At sentencing on Feb. 26, 2026, Toia imposed a prison term of 216 to 360 months. Prosecutors said the judge also ordered Zappa to have no contact with the victim or the victim’s family. He must register under Wyatt’s Law, a Michigan database for people convicted of crimes against children. Assistant Prosecutor Colleen Worden handled the case for the state. After the conviction, Prosecutor Peter J. Lucido said police, doctors and jurors had helped bring justice to the family. After sentencing, Lucido again thanked law enforcement and medical professionals and said his office would continue to pursue cases involving abuse of vulnerable children. Public materials available at sentencing did not mention an appeal, a post-judgment motion or any future hearing date. With sentence now imposed, the matter shifts from trial court proceedings to prison intake and any later appellate action the defense may choose to file.

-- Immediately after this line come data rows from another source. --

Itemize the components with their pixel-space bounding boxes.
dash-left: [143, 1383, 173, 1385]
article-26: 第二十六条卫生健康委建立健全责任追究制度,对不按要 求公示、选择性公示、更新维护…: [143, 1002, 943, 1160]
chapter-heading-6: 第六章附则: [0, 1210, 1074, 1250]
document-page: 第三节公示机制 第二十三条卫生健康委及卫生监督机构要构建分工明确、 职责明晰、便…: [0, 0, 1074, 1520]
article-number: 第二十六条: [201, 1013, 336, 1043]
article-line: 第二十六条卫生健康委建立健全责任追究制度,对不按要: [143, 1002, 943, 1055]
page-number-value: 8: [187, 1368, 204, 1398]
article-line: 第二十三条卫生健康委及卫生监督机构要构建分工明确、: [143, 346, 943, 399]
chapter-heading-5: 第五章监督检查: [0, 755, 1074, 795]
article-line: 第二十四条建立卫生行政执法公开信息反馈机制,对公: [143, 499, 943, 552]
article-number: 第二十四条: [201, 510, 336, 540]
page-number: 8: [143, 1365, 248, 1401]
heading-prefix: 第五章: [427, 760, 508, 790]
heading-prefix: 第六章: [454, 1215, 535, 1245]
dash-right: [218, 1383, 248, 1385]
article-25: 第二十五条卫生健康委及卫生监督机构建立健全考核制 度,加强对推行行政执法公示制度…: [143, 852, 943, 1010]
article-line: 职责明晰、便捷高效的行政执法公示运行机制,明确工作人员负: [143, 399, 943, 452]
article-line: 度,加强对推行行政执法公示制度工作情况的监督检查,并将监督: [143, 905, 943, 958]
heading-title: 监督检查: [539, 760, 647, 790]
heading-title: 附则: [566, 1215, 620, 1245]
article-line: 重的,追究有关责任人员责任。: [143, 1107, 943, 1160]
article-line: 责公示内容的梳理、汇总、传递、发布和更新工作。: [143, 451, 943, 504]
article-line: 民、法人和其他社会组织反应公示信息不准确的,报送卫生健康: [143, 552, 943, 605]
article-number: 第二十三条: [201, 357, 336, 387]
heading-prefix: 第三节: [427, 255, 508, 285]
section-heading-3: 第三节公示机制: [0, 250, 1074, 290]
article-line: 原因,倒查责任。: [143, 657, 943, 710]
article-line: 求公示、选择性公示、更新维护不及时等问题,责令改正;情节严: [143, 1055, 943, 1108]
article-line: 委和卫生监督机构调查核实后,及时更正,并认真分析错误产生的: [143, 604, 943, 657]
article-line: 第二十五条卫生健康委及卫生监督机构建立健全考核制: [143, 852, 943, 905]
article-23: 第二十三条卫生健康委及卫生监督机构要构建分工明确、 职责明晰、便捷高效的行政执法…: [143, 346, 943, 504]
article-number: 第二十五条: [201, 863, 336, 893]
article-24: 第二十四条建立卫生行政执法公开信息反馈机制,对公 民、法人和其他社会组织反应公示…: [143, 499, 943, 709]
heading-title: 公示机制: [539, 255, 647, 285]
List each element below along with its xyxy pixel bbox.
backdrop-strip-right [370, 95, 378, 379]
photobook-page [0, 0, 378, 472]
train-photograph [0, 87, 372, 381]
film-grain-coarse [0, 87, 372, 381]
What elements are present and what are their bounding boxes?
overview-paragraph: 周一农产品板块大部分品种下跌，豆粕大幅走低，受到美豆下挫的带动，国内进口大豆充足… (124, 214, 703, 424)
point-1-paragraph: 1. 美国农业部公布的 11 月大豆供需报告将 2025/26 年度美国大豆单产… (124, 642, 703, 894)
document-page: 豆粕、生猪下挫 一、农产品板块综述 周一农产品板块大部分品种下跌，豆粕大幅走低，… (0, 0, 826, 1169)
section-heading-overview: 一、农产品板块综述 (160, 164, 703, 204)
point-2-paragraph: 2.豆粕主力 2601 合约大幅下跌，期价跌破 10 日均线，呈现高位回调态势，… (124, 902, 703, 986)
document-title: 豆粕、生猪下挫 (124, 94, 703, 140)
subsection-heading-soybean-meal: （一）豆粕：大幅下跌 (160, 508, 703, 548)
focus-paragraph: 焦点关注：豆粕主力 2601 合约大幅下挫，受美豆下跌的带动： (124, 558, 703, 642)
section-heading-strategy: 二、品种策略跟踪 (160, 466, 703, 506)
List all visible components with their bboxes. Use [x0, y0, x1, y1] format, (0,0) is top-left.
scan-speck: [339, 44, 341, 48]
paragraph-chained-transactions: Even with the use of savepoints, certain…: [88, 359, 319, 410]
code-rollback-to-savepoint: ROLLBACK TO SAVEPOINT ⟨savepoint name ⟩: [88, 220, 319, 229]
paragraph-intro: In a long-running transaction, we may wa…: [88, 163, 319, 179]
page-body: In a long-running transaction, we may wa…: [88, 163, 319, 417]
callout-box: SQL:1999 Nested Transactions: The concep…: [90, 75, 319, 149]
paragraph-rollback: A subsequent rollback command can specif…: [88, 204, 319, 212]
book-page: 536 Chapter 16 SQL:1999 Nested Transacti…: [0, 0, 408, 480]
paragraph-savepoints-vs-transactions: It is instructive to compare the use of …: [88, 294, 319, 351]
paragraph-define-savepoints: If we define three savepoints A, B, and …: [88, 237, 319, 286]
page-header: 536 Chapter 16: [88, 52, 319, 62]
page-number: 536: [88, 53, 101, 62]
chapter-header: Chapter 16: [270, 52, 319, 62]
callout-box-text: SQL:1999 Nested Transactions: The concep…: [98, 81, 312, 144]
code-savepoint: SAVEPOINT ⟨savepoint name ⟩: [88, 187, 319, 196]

The bare facts of the case remain difficult to read because they sit at the intersection of home life, emergency care and criminal court procedure. What began as an ordinary child-care arrangement on an October workday ended with an infant in critical condition and a felony prosecution that lasted well over a year. The county’s statements do not dwell on scene details or emotion, but their wording conveys how central medical testimony was to the outcome. The phrase “devastating injuries” appears in the conviction release, while the sentencing release adds a fuller list of injuries and the judge’s final restrictions. Local reports after the hearing echoed that outcome and underscored the no-contact order. No public statement from the family was included in the materials that were available.

The case now stands at a clear legal endpoint in trial court: guilty verdict, prison sentence, no-contact order and child-offender registration. As of the Feb. 26 sentencing announcement, officials had not listed another hearing date, leaving any appeal as the next possible development without a public date attached.

Author note: Last updated March 25, 2026.